Roughly one in 20 (5%) of the respondents in the survey by PropertyNest said they would give that model a try for no other reason than helping a favorite restaurant stay in business.
Others said they would need to be enticed with special offers for subscribers, such as free delivery (cited by 4.6%) or special discounts (8.6%). Another 15.8% expressed interest in the notion, but said they lack sufficient funds at the moment to give the model a try.
The idea of a restaurant subscription was most popular among residents aged 18 to 24, and least popular among those above 65. Men were more likely to be interested than women, though PropertyNest noted that female respondents were also more likely to fall into the group lacking the money to consider a subscription.
PropertyNest is a service that helps would-be renters and homebuyers determine their credit worthiness.

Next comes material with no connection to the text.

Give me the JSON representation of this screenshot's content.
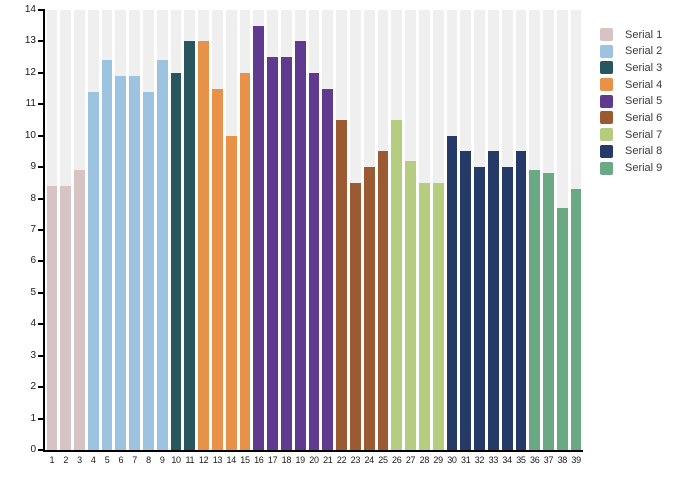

Its examination of restaurant subscriptions, still a rarity in the business, comes as many in and out of the industry are calling for the development of new and more sustainable means of making restaurants financially viable. A recent op-ed piece in The New York Times, for instance, spells out a new labor model where staff members are also equity holders. Others note that virtual restaurants and ghost kitchens hold the potential for bringing down overhead and startup costs.
Few operators offer a subscription model. At the start of the football season, Buffalo Wild Wings offered two versions. For $99, customers can buy a pass entitling them to 10 boneless or regular chicken wings per week for each of the NFL season’s 17 weeks. Only 1,000 were offered. If patrons bought the same amount of wings a la carte, they’d pay $190, according to the chain.
Residents of Cleveland, Ohio, were offered an opportunity to buy a $750 season pass to local Buffalo Wild Wings that set up a portion of their dining room as a mini version of the Dawg Pound, the bleacher section of the stadium that hosts the Cleveland Browns. For that amount, subscribers get four seats, a “Gameday Spread” consisting of 15 traditional wings, 15 boneless wings, a basket of fries, ultimate nachos and fountain drinks for the group; a cooler in Cleveland orange; Dawg Pound face masks; and stickers. The tickets are being sold through StubHub, the virtual ticket window and resale website.
Panera Bread offers a coffee subscription where patrons pay $8.99 a month in exchange for a cup of coffee per day. The fast-casual chain says the numbers work out to a cup of coffee for about 30 cents per day.